The number of COVID-19 cases in the United States topped 16 million on Saturday, according to the Center for Systems Science and Engineering (CSSE) at Johns Hopkins University.
US COVID-19 caseload rose to 16,014,839, with 297,501 deaths, as of 2126 GMT, according to the CSSE tally.
California reported the most cases among the states, standing at 1,535,962. Texas registered 1,395,889 cases, followed by Florida with 1,116,973 cases. Illinois recorded 841,688 cases and New York identified 764,966 cases.
Other states with over 420,000 cases include Ohio, Georgia, Pennsylvania, Wisconsin, Michigan, Tennessee and North Carolina, the CSSE data showed.
By far, the US remains the nation worst-hit by the pandemic, with the world’s most cases and deaths, making up more than 22 percent of the global caseload.
US COVID-19 cases hit 10 million on Nov 9, and increased by 5 million within a month. It took only four days for the case count to jump from 15 million to 16 million.
Record numbers of cases, deaths as well as hospitalisations have been repeatedly seen across the states in December.
The daily cases in the US reached 231,775 on Friday, the highest single-day increase in new cases the country has ever witnessed since the pandemic began, according to data compiled by Johns Hopkins University.
Friday also marked the 40th consecutive day that the US had reported more than 100,000 daily cases since the beginning of November.

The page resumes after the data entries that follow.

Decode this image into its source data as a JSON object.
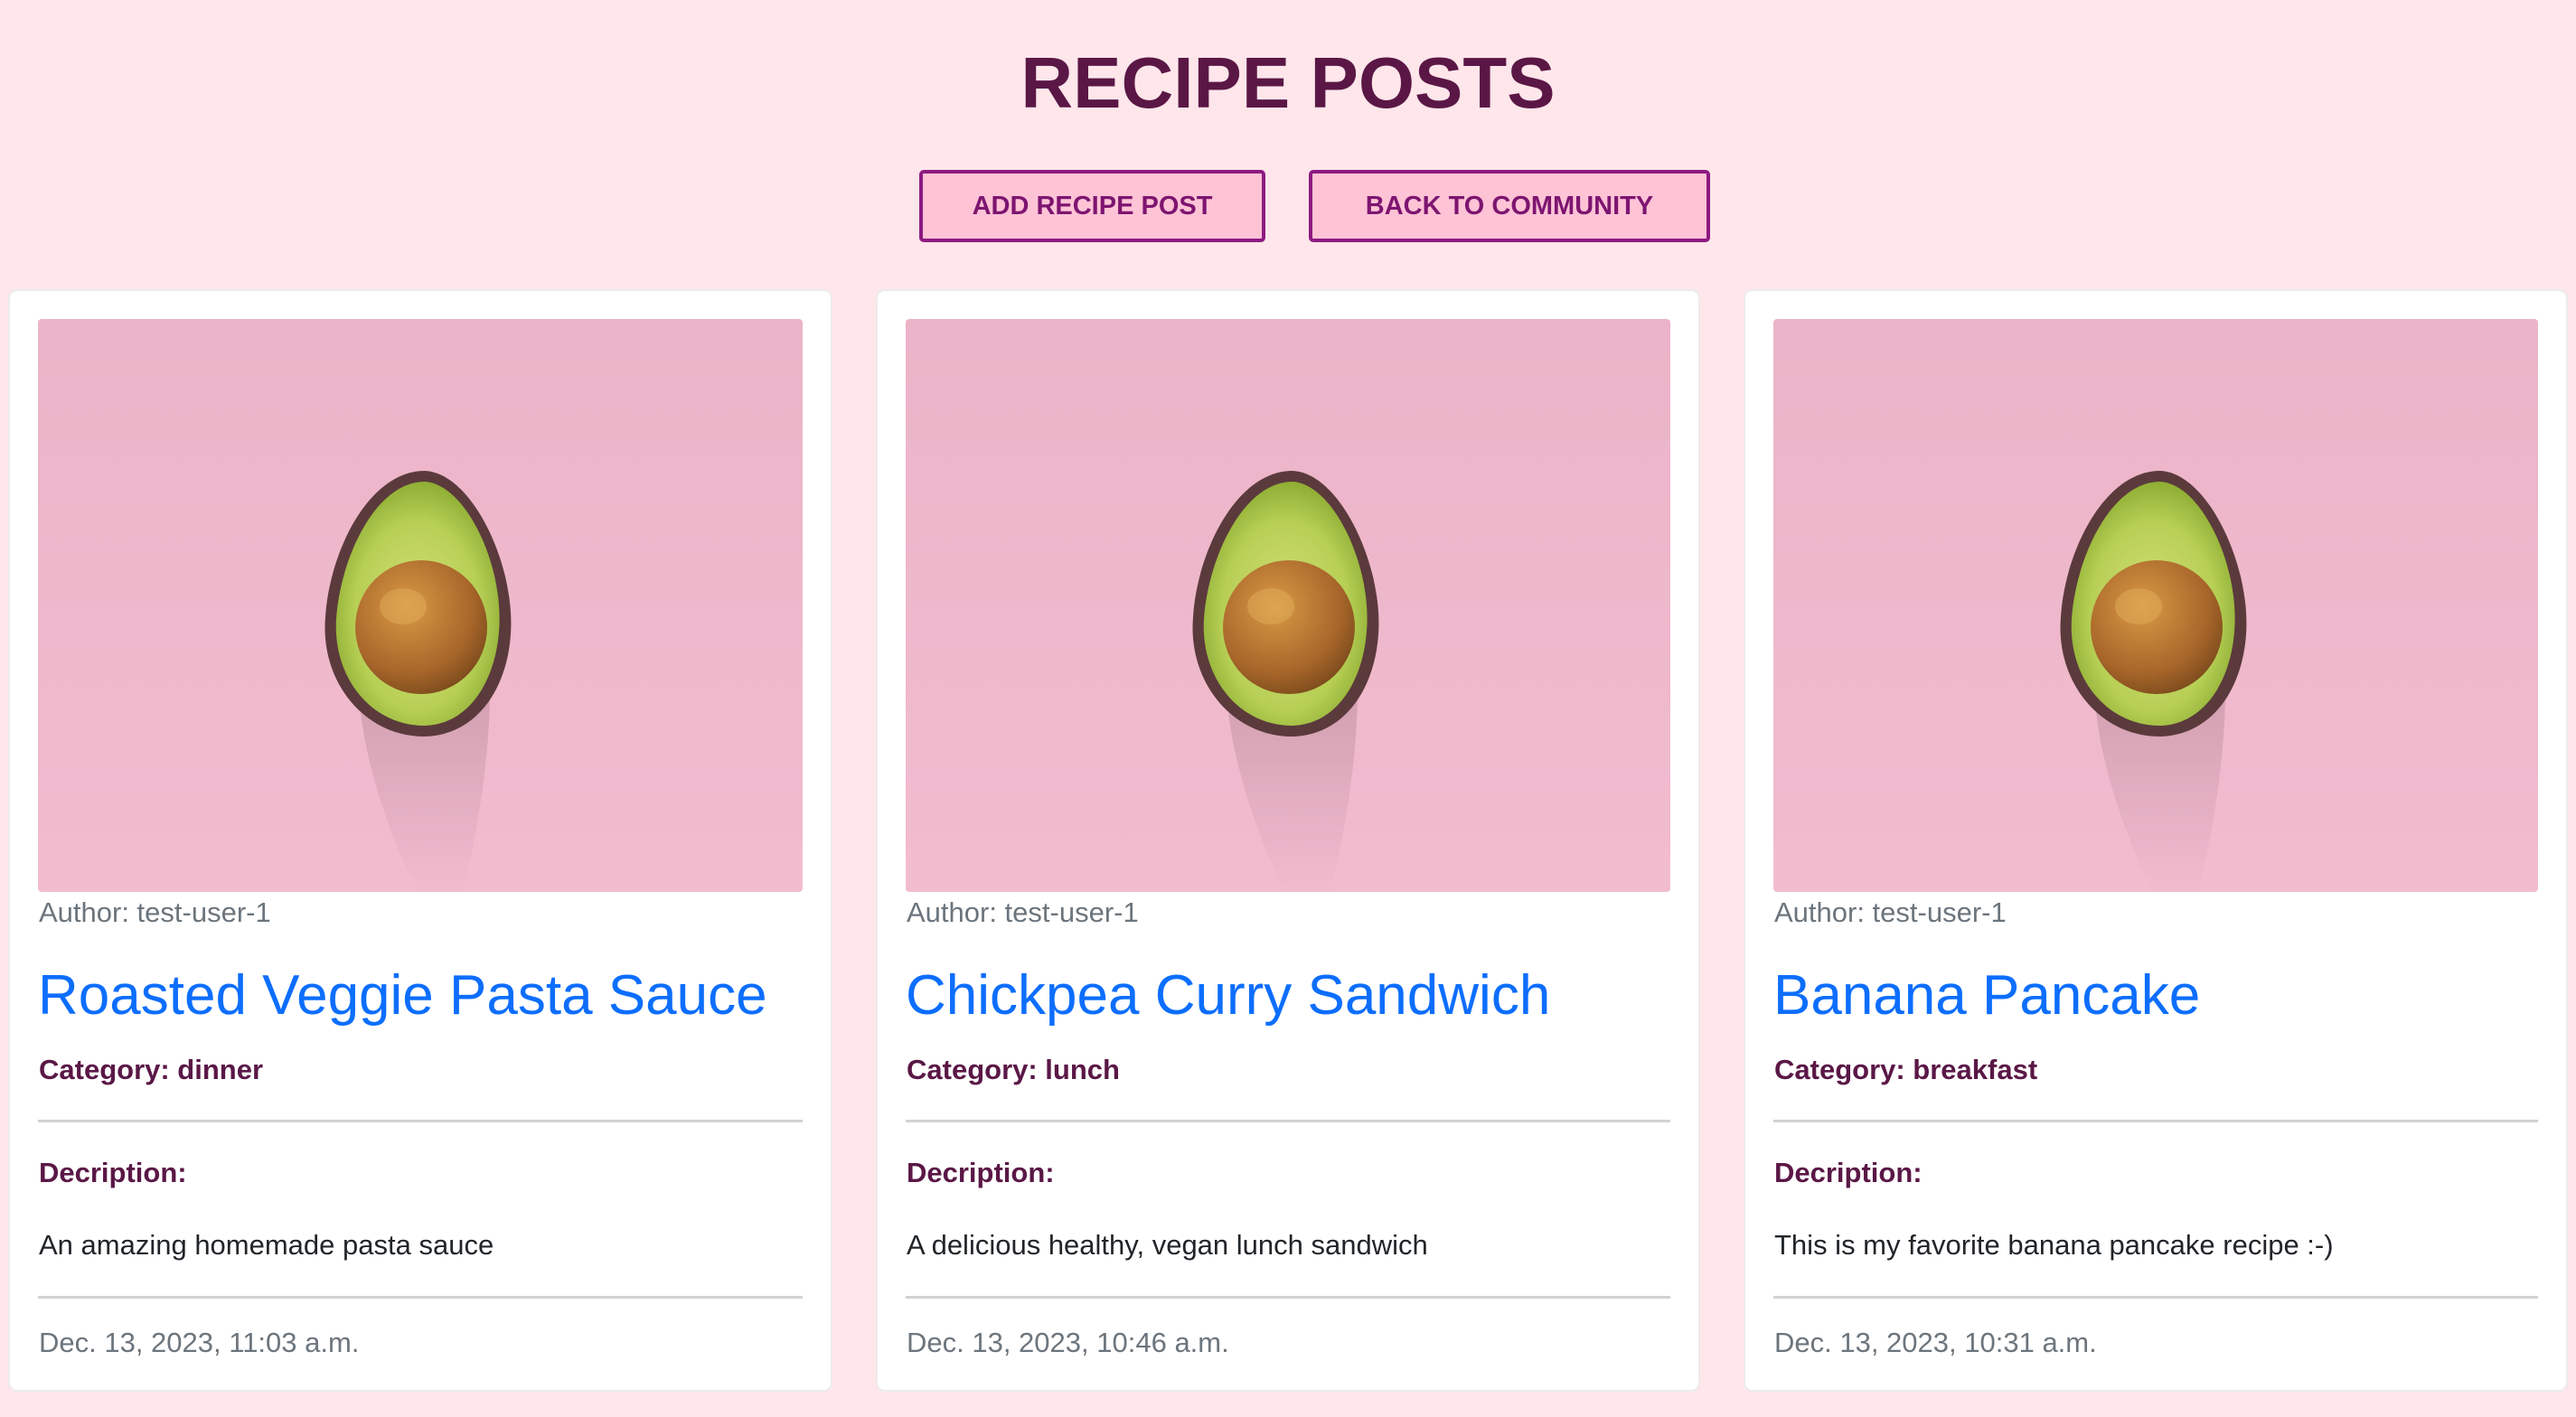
{
  "header": {
    "title": "RECIPE POSTS",
    "add_button": "ADD RECIPE POST",
    "back_button": "BACK TO COMMUNITY"
  },
  "posts": [
    {
      "author": "Author: test-user-1",
      "title": "Roasted Veggie Pasta Sauce",
      "category": "Category: dinner",
      "description_label": "Decription:",
      "description": "An amazing homemade pasta sauce",
      "date": "Dec. 13, 2023, 11:03 a.m."
    },
    {
      "author": "Author: test-user-1",
      "title": "Chickpea Curry Sandwich",
      "category": "Category: lunch",
      "description_label": "Decription:",
      "description": "A delicious healthy, vegan lunch sandwich",
      "date": "Dec. 13, 2023, 10:46 a.m."
    },
    {
      "author": "Author: test-user-1",
      "title": "Banana Pancake",
      "category": "Category: breakfast",
      "description_label": "Decription:",
      "description": "This is my favorite banana pancake recipe :-)",
      "date": "Dec. 13, 2023, 10:31 a.m."
    }
  ],
  "colors": {
    "page_background": "#ffe6ea",
    "title": "#5a1746",
    "button_background": "#ffc3d6",
    "button_border": "#8e1a82",
    "link": "#0d6efd",
    "muted_text": "#6c757d",
    "image_background": "#f0b8cb"
  }
}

Meanwhile, the country just went through the deadliest day since the onset of the pandemic, with the national daily deaths surging to 3,309 on Friday, the CSSE chart showed.
Current hospitalisations in the US skyrocketed to an all-time high of 108,108 on Friday, according to The COVID Tracking Project.
An updated model forecast by the Institute for Health Metrics and Evaluation at the University of Washington projected a total of 502,256 COVID-19 deaths in the United States by April 1, 2021, based on current projection scenario.
Meanwhile, states in the US will start receiving the first batch of the nation’s first COVID-19 vaccine from Monday morning, US officials said Saturday, after the government gave the final nod to the shots required to end the outbreak that has killed nearly 300,000 Americans.